Dominique Porcincula | 22-FS-028

Project Overview

Traditional glass manufacturing methods, which typically include melting, molding, and polishing glass, are time and energy intensive and are often done at production scales that do not permit flexibility in fabricating new, novel geometries, thereby limiting innovation in glass optics. Several efforts have sought to change this paradigm by employing additive manufacturing, though these layer-based techniques, including direct ink write and stereolithography, create surface roughness that still requires significant post-processing, such as grinding and polishing. Here, we use the VAM technique, which enables rapid, layerless, single-step fabrication of parts with smooth surfaces, and a UV-curable glass resin to fabricate fully dense glass parts with low surface roughness. This new method for glass manufacturing presents new opportunities for fabricating glass optics, and also opens new opportunities for fabricating optics with novel geometries. In this feasibility study, we aim to adapt a UV-curable silica-laden resin used in glass DIW efforts at LLNL for use in the VAM process. As such, this feasibility study aims to answer the following questions:

  1. Can we achieve optical quality figure and finish with VAM?
  2. What surface roughness/smoothness is afforded by printing glass via VAM?
  3. What are the geometric and dimensional limitations of producing glass via VAM?

We determined that the VAM process is a viable process for producing small glass optics. After correcting for shrinkage, we can achieve surface roughness between 40–100 μm of the model geometry. We have also shown that we can produce green bodies with dimensions of aappro9ximately 1 cm2, with final glass parts experiencing ~50% shrinkage from the original printed green body.

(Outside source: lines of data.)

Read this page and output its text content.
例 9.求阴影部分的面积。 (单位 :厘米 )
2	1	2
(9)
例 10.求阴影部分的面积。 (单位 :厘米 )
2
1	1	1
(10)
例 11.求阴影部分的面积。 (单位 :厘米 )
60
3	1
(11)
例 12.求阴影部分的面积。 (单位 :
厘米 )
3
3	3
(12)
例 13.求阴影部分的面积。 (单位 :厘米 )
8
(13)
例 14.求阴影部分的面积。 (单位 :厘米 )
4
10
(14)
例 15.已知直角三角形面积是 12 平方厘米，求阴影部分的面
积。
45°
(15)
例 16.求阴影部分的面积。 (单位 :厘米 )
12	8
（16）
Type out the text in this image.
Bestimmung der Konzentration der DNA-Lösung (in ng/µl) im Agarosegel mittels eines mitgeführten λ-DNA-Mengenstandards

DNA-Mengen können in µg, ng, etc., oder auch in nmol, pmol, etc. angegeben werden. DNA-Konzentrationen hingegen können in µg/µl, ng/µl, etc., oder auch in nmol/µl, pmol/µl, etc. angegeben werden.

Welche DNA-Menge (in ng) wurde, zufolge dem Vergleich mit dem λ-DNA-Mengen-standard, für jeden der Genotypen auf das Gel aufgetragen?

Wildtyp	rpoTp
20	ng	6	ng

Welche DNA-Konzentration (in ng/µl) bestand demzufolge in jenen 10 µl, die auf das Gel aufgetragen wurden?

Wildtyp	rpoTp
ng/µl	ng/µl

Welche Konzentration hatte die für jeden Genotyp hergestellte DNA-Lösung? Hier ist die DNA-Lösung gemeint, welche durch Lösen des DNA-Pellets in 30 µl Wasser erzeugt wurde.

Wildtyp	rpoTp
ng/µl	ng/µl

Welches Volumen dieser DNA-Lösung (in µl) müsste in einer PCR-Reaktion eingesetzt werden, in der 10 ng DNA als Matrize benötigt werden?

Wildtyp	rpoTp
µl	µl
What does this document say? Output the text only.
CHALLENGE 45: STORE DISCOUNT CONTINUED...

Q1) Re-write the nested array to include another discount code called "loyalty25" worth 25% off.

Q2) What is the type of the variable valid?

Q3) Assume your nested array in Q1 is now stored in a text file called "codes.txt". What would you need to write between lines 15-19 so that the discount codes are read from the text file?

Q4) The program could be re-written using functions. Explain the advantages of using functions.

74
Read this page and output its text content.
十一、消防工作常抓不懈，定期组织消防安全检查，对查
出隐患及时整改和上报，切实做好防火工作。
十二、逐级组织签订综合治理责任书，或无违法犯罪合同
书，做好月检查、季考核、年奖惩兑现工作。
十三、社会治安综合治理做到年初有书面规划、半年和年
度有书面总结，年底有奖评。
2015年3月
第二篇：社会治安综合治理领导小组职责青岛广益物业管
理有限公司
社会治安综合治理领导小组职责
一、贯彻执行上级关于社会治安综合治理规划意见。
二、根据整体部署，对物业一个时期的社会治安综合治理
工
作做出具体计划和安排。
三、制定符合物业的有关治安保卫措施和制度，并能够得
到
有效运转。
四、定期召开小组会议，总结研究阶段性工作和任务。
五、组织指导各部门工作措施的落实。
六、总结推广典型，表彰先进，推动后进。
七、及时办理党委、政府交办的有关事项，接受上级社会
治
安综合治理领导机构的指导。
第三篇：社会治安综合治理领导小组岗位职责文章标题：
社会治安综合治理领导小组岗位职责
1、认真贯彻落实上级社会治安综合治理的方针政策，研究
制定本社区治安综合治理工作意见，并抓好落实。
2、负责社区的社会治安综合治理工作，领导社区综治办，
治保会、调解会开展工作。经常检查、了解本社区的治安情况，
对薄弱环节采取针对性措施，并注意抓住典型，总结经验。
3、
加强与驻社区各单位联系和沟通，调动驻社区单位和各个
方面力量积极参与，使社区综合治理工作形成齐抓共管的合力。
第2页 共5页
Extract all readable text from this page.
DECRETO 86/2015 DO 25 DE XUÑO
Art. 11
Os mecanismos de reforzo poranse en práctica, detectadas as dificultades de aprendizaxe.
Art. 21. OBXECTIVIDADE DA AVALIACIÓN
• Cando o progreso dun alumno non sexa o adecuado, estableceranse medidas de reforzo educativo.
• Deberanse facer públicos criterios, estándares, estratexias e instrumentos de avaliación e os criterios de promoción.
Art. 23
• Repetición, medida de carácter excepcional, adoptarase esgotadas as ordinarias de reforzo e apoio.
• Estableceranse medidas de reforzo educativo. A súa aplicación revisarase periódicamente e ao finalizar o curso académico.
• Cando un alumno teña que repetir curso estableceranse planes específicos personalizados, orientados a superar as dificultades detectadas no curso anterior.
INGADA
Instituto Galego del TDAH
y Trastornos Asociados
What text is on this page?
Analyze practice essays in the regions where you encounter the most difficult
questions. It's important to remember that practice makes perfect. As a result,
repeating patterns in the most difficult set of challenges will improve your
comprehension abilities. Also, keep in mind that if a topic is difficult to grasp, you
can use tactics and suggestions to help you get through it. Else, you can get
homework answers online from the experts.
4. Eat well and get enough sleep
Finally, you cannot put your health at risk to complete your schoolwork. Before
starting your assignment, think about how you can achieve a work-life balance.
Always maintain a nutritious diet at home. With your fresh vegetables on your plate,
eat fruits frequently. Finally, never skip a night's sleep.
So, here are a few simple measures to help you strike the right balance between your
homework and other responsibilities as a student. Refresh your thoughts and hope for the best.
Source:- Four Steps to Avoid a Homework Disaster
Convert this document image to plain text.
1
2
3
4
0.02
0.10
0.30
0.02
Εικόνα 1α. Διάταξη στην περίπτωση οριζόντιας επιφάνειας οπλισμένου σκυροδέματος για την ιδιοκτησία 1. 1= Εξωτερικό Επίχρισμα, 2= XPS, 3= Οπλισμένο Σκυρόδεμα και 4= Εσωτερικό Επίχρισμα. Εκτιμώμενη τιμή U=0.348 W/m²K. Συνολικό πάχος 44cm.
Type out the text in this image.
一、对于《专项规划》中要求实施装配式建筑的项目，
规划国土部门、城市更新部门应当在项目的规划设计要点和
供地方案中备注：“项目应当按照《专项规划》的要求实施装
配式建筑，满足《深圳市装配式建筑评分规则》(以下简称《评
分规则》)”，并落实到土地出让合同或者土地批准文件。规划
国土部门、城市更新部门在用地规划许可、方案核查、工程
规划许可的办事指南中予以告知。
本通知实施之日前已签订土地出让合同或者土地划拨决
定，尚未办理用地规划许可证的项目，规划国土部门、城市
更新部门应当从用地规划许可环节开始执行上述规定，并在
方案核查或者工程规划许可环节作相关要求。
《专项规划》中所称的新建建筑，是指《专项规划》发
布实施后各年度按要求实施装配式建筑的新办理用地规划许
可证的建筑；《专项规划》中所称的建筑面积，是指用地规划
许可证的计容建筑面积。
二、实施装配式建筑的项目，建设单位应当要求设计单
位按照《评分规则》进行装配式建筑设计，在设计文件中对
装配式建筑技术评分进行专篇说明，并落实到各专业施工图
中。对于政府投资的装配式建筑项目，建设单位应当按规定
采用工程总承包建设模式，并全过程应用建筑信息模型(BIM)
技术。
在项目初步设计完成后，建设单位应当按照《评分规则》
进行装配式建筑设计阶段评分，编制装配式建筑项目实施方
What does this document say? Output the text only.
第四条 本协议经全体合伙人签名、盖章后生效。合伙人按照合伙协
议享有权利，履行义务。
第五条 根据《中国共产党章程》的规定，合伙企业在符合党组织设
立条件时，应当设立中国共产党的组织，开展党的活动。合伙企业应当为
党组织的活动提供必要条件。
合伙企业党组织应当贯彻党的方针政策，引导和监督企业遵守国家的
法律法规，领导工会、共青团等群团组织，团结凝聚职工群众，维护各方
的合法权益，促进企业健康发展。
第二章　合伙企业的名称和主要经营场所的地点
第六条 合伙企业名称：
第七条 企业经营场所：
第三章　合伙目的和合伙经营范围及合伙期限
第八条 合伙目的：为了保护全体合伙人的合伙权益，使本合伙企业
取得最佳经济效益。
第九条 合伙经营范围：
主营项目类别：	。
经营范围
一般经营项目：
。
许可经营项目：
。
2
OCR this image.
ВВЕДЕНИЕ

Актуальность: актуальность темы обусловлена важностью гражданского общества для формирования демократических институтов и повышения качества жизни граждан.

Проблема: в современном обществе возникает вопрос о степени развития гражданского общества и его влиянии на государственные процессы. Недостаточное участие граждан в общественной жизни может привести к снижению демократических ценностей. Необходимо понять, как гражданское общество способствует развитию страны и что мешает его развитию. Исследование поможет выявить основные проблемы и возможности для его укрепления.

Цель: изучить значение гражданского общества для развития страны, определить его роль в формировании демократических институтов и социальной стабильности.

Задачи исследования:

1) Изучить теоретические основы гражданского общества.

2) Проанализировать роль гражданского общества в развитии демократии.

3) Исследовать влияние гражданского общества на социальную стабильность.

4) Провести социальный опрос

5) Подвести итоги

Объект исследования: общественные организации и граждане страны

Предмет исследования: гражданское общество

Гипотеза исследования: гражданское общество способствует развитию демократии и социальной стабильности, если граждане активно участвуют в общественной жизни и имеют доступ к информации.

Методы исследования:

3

A significant effort was made to formulate the glass resin and processing the green bodies to decrease cracks, bubbles, and other defects that may arise during printing and processing.

Mission Impact

This feasibility study supports LLNL's Accelerated Materials and Manufacturing and Lasers and Optical Science and Technology core competencies. As a novel manufacturing capability, VAM enables 3D printing of many structures that are difficult or impossible to make even for other AM techniques, let alone conventional manufacturing. Fabrication of glass optics via VAM would create new avenues for optics fabrication at LLNL, including potential optics applications within the National Ignition Facility. Future work in this area also opens up the possibility to incorporate GRIN into VAM printed optics. Development of this technology adds to the portfolio of capabilities needed to meet future national security challenges and enables the NNSA to create new ways of responding to national security challenges. This technology also provides new paths to strengthening domestic optics manufacturing, much of which has moved outside the United States in past decades.